DEBAIXO DA PONTE
Moravam debaixo da ponte. Oficialmente, não é lugar onde se more, porém eles moravam. Ninguém lhes cobrava aluguel, imposto predial, taxa de condomínio: a ponte é de todos, na parte de cima; de ninguém, na parte de baixo. Não pagavam conta de luz e gás, porque luz e gás não consumiam. Não reclamavam contra falta dágua, raramente observada por baixo de pontes. Problema de lixo não tinham; podia ser atirado em qualquer parte, embora não conviesse atirá-lo em parte alguma, se dele vinham muitas vezes o vestuário, o alimento, objetos de casa. Viviam debaixo da ponte, podiam dar esse endereço a amigos, recebê-los, fazê-los desfrutar comodidades internas da ponte.
À tarde surgiu precisamente um amigo que morava nem ele mesmo sabia onde, mas certamente morava: nem só a ponte é lugar de moradia para quem não dispõe de outro rancho.
Há bancos confortáveis nos jardins, muito disputados; a calçada, um pouco menos propícia; a cavidade na pedra, o mato. Até o ar é uma casa, se soubermos habitá- lo, principalmente o ar da rua. O que morava não se sabe onde vinha visitar os de debaixo da ponte e trazer-lhes uma grande posta de carne.
Nem todos os dias se pega uma posta de carne. Não basta procurá-la; é preciso que ela exista, o que costuma acontecer dentro de certas limitações de espaço e de lei. Aquela vinha até eles, debaixo da ponte, e não estavam sonhando, sentiam a presença física da ponte, o amigo rindo diante deles, a posta bem pegável, comível. Fora encontrada no vazadouro, supermercado para quem sabe frequentá-lo, e aqueles três o sabiam, de longa e olfativa ciência.

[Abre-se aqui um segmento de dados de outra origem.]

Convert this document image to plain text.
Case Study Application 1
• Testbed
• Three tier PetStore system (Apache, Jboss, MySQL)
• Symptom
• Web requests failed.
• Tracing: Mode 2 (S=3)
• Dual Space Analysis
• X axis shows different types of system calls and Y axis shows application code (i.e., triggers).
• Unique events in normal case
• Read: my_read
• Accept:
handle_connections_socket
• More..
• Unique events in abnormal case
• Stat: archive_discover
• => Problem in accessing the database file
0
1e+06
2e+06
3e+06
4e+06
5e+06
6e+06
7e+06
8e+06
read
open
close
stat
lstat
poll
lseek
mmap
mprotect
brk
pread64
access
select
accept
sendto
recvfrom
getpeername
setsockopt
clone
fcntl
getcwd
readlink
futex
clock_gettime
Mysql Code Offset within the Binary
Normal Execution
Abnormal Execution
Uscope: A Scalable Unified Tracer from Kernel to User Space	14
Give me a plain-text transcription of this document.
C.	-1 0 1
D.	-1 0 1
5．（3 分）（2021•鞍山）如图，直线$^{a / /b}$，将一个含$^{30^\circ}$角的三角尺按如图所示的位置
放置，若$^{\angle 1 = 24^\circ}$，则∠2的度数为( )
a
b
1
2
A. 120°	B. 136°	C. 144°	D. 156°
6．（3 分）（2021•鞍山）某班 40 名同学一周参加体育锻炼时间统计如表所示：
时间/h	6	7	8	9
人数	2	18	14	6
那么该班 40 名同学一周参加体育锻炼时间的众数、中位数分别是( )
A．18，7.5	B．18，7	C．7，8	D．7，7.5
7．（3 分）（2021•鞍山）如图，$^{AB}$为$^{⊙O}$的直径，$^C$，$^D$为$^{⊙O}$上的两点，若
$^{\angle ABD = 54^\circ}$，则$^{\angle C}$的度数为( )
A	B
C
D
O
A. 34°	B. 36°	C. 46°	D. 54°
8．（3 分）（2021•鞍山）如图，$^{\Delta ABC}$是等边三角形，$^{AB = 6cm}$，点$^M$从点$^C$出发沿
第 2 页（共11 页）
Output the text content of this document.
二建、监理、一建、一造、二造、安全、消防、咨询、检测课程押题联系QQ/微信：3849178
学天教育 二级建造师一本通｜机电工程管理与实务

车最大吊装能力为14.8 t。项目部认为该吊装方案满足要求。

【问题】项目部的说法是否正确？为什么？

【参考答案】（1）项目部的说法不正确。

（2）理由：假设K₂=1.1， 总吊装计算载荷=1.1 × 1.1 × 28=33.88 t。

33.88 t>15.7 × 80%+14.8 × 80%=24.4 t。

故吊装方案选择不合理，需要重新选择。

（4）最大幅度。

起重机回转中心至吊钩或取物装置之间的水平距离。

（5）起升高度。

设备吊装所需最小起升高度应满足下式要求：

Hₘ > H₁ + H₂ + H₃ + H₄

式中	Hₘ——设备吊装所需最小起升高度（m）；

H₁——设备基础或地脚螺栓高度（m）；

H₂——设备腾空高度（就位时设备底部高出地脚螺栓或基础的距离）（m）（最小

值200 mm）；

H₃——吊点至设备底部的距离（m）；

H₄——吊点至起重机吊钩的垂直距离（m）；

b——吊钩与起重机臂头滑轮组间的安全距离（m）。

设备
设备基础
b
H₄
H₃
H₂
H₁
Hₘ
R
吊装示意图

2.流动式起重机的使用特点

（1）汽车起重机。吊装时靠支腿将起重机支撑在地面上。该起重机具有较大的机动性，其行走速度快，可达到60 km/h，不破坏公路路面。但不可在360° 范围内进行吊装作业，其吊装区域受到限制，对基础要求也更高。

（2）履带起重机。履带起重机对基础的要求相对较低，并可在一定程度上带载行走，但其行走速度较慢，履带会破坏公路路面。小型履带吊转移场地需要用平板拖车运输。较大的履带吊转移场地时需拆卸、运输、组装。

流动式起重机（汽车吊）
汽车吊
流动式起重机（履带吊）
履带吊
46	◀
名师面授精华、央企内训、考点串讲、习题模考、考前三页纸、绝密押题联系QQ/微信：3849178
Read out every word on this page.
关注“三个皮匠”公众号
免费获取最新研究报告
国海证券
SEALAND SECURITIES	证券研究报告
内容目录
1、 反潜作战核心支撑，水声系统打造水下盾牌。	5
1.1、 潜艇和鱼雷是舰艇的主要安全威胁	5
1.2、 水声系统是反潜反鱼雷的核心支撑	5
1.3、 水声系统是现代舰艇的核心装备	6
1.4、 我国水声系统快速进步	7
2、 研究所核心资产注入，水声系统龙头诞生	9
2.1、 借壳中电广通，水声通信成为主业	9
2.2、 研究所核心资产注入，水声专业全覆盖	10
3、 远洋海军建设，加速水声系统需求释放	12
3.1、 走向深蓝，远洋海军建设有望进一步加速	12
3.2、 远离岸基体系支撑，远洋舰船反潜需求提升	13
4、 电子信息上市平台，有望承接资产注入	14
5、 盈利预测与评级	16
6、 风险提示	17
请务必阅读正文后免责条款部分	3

Comê-la crua ou sem tempero não teria o mesmo gosto. Um de debaixo da ponte saiu à caça de sal. E havia sal jogado a um canto de rua, dentro da lata. Também o sal existe sob determinadas regras, mas pode tornar-se acessível conforme as circunstâncias. E a lata foi trazida para debaixo da ponte. Debaixo da ponte os três prepararam comida. Debaixo da ponte a comeram. Não sendo operação diária, cada um saboreava duas vezes: a carne e a sensação de raridade da carne. E iriam aproveitar o resto do dia dormindo (pois não há coisa melhor, depois de um prazer, do que o prazer complementar do esquecimento), quando começaram a sentir dores.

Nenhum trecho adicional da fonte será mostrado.